Наступила тишина, тягостная тишина засыпанной могилы, где ничто уже не живет и не дышит. Ни звука не доносилось извне — ни стука дальней телеги, ни собачьего лая, ни хотя бы легкого шороха ветра в ветвях.
Это длилось долго-долго, быть может, целый час. И вдруг зазвенел гонг! Он зазвенел от одного-единственного резкого, сухого и сильного удара, и за этим последовал тяжелый и характерный звук падения тела и перевернутого стула.
Маргарита была начеку и прибежала, но, открыв дверь, попятилась в ужасе перед непроницаемой тьмой. Вся дрожа, с сильно бьющимся сердцем, она тихим а задыхающимся голосом позвала:
— Господин кюре! Господин кюре!
Никто не отвечал, ничто не шевелилось.
«Боже мой, боже мой, — подумала она, — что они сделали? Что случилось?»
Она не решалась ступить вперед, не решалась пойти за лампой; ее охватило безумное желание спастись, бежать, кричать, но у нее ноги так ослабели, что она чуть не свалилась. Она повторяла:
— Господин кюре, господин кюре, это я, Маргарита!
И вдруг, несмотря на страх, ее охватило инстинктивное желание помочь хозяину, та женская храбрость, которая временами доходит до героизма; душа ее исполнилась смелостью отчаяния, и она побежала на кухню за лампой.
На пороге комнаты она остановилась. Сначала она увидела бродягу, простертого у стены и спящего или казавшегося спящим; потом разбитую лампу; потом, под столом, ноги аббата Вильбуа в черных чулках; должно быть, падая, он и ударился головой о гонг.

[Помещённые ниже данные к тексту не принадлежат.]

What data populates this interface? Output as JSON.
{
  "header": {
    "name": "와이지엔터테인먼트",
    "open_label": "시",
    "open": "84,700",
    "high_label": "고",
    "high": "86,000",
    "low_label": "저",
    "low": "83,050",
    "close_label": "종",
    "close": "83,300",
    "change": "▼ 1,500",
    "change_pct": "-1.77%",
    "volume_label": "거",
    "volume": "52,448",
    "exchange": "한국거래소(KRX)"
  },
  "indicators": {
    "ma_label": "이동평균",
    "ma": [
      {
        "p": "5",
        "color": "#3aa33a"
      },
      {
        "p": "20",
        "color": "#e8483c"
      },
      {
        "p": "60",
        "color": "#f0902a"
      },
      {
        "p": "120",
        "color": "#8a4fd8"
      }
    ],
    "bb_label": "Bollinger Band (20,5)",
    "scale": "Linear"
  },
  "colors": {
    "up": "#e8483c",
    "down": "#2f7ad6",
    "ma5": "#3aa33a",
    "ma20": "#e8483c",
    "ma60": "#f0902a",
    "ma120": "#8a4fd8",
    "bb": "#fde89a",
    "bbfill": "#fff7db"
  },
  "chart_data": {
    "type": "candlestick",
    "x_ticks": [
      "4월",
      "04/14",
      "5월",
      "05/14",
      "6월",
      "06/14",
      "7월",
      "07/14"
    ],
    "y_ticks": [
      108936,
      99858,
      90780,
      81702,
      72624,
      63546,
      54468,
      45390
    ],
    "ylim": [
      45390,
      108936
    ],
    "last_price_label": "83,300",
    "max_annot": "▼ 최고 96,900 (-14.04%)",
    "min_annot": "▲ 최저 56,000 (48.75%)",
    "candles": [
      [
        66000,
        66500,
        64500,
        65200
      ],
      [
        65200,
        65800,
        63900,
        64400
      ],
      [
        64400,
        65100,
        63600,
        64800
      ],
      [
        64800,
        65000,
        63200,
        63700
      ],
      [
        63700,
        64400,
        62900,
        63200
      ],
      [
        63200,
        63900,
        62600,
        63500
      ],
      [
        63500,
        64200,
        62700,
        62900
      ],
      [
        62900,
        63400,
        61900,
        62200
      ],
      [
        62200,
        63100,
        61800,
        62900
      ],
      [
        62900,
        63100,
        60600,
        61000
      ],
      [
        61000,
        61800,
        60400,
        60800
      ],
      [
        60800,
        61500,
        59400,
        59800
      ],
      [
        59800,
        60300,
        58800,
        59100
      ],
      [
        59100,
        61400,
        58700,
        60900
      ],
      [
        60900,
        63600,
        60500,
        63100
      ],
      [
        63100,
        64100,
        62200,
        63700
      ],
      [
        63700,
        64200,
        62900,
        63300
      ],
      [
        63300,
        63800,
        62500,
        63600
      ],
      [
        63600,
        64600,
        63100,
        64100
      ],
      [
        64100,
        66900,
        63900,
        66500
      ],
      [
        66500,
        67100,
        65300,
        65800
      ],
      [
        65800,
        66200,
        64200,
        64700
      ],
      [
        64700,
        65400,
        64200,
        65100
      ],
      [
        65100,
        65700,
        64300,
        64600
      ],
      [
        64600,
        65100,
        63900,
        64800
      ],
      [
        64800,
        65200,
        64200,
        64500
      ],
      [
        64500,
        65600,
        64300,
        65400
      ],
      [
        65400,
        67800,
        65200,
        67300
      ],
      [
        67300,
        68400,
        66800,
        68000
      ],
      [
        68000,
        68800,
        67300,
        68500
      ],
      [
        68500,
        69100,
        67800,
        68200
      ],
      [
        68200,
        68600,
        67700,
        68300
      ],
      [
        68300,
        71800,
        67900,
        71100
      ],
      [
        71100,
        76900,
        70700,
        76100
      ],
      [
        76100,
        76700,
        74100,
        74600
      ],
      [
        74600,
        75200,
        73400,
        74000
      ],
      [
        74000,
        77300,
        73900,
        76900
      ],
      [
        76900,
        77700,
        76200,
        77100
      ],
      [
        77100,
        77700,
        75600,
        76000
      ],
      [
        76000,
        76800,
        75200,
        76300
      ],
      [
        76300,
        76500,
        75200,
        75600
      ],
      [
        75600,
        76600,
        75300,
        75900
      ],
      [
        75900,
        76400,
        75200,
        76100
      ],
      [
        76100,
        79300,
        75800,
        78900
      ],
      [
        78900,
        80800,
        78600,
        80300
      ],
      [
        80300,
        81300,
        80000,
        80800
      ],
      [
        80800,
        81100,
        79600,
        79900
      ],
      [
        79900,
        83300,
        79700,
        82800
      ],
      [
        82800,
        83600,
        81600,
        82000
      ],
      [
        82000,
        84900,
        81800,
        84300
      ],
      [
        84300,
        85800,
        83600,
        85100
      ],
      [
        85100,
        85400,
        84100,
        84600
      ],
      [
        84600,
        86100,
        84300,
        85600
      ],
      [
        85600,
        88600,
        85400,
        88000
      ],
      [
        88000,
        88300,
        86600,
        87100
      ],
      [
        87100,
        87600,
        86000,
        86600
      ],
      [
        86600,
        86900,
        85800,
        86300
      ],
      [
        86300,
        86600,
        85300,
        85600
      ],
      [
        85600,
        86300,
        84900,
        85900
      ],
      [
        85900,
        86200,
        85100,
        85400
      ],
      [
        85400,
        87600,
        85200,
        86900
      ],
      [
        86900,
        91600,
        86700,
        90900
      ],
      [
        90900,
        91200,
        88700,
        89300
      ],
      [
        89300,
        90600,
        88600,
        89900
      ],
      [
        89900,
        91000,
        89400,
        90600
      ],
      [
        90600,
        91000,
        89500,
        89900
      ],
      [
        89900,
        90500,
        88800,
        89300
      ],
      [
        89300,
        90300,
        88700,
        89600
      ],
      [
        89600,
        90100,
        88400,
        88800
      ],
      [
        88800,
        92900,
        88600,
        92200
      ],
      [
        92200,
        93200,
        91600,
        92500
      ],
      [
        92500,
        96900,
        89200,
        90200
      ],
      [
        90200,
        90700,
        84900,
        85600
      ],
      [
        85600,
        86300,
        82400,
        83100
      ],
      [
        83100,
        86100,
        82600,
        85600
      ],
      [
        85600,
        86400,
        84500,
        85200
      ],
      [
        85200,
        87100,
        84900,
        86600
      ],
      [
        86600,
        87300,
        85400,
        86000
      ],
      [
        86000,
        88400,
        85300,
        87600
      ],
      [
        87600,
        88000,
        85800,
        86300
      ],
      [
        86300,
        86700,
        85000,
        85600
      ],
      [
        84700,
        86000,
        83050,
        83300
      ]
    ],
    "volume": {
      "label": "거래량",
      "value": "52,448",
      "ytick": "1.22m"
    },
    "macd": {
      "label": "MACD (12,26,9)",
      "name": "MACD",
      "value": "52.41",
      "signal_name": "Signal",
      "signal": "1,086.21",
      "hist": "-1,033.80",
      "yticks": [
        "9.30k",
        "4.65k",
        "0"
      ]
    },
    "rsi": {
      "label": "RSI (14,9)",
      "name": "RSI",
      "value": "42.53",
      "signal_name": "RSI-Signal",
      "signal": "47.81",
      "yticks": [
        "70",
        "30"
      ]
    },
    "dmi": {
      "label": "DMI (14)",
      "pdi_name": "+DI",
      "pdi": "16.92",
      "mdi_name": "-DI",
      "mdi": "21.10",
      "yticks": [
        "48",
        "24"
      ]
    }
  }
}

Маргарита вся тряслась от ужаса, руки ее дрожали, она повторяла:
— Боже мой, боже мой! Что же это такое?
И подвигаясь вперед маленькими, медленными шажками, она поскользнулась на чем-то жирном и чуть не упала.
Тогда, нагнувшись, она увидела, что по красному полу растекалась вокруг ее ног, быстро убегая к двери, тоже красная жидкость. Она поняла, что это кровь.

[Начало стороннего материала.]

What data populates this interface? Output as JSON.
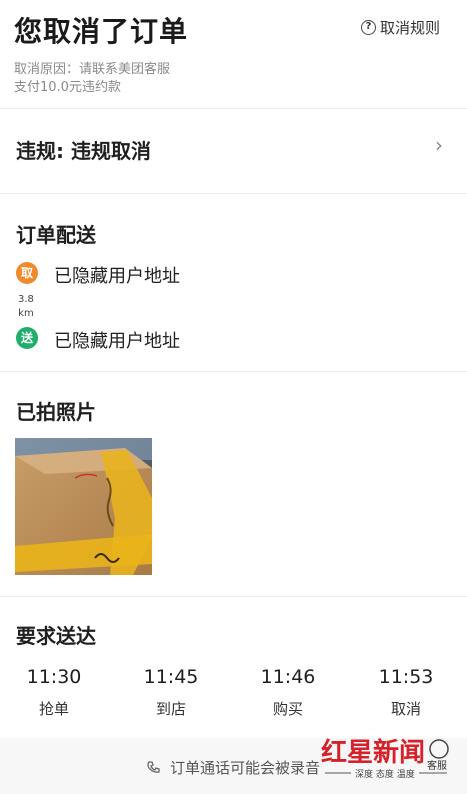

Обезумев, она побежала прочь, бросив лампу, чтобы ничего больше не видеть, и кинулась в сторону деревни. Она спешила, натыкаясь на деревья, неотрывно глядя на далекие огни и громко крича.
Пронзительный звук ее голоса улетал в ночь, словно зловещий крик совы, и беспрерывно повторял:
— Мауфатан... мауфатан... мауфатан!..
Когда Маргарита добралась до первых домов, перепуганные люди окружили ее, но она отбивалась, не отвечая: она совсем потеряла голову.

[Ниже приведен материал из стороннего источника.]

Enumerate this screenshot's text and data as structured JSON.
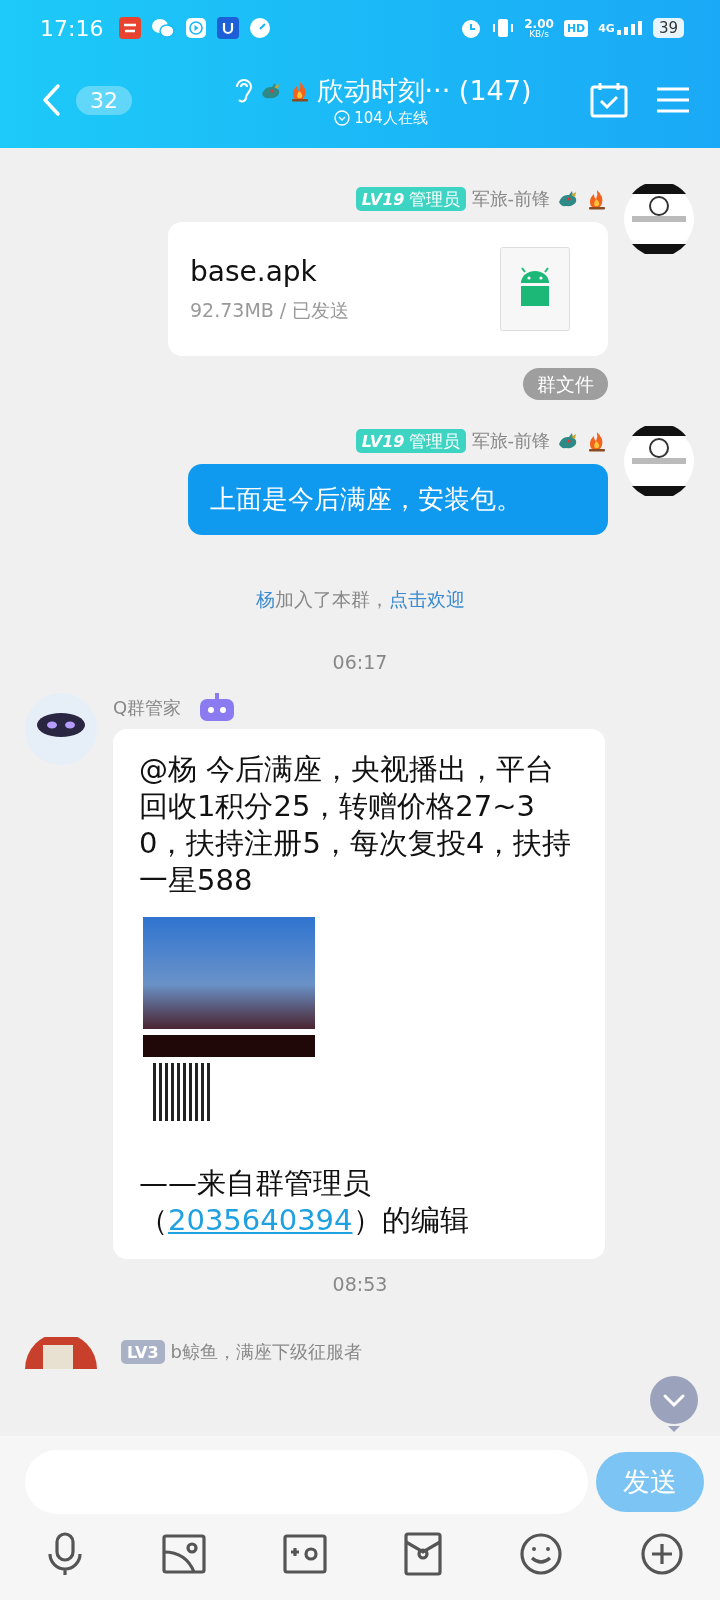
{
  "status_bar": {
    "time": "17:16",
    "net_speed": "2.00",
    "net_unit": "KB/s",
    "hd": "HD",
    "network": "4G",
    "battery": "39"
  },
  "header": {
    "back_count": "32",
    "title": "欣动时刻··· (147)",
    "online": "104人在线"
  },
  "messages": [
    {
      "kind": "file",
      "level": "LV19",
      "role": "管理员",
      "sender": "军旅-前锋",
      "file_name": "base.apk",
      "file_meta": "92.73MB / 已发送",
      "tag": "群文件"
    },
    {
      "kind": "text",
      "level": "LV19",
      "role": "管理员",
      "sender": "军旅-前锋",
      "text": "上面是今后满座，安装包。"
    },
    {
      "kind": "notice",
      "name": "杨",
      "text": "加入了本群，",
      "link": "点击欢迎"
    },
    {
      "kind": "time",
      "text": "06:17"
    },
    {
      "kind": "bot",
      "sender": "Q群管家",
      "text": "@杨 今后满座，央视播出，平台回收1积分25，转赠价格27~30，扶持注册5，每次复投4，扶持一星588",
      "signature_start": "——来自群管理员（",
      "signature_link": "2035640394",
      "signature_end": "）的编辑"
    },
    {
      "kind": "time",
      "text": "08:53"
    },
    {
      "kind": "preview",
      "level": "LV3",
      "sender": "b鲸鱼，满座下级征服者"
    }
  ],
  "composer": {
    "send": "发送"
  }
}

Наконец поняли, что в усадьбе у кюре случилось несчастье, и кучка народа вооружилась, чтобы бежать ему на помощь.
Розовая дачка в оливковой роще стала невидимой, слившись с глубокой и немой ночью. С тех пор, как единственное освещенное окно погасло — словно закрылся глаз, — дачка утонула во мраке, затерялась во тьме; найти ее мог только тот, кто родился и вырос в этих местах.
Скоро по земле, между деревьями, к даче побежали огоньки. От них тянулись по выжженной траве длинные желтые блики, под блуждающим светом которых искривленные стволы оливковых деревьев казались порой чудовищами, адскими змеями, сплетенными, извивающимися. Лучи, отбрасываемые вдаль, вдруг вырвали из тьмы что-то смутное и белесое; вскоре низкая квадратная стена домика снова порозовела при свете фонарей. Их несли крестьяне; впереди шли два жандарма с револьверами в руках, полевой сторож, мэр и Маргарита, которую вели под руки, потому что она была почти без сознания.
Перед ужасной, все еще открытой дверью они остановились в нерешительности. Наконец старший жандарм схватил фонарь и вошел первым.
Служанка не солгала. Кровь, теперь уже запекшаяся, покрывала пол, как ковер. Она дотекла до бродяги, замочив ему ноги и руку.
Отец и сын спали: один, с перерезанным горлом, спал вечным сном, другой спал сном пьяницы. Двое жандармов бросились на него, и не успел он еще проснуться, как на нем оказались наручники. Удивленный, отупевший от вина, он протер глаза, когда же увидел труп священника, лицо его выразило ужас и недоумение.
— Как это он не убежал? — спросил мэр.
— Пьян был здорово, — отвечал старший жандарм.
И все с ним согласились, так как никому не пришло в голову, что аббат Вильбуа, быть может, убил себя сам.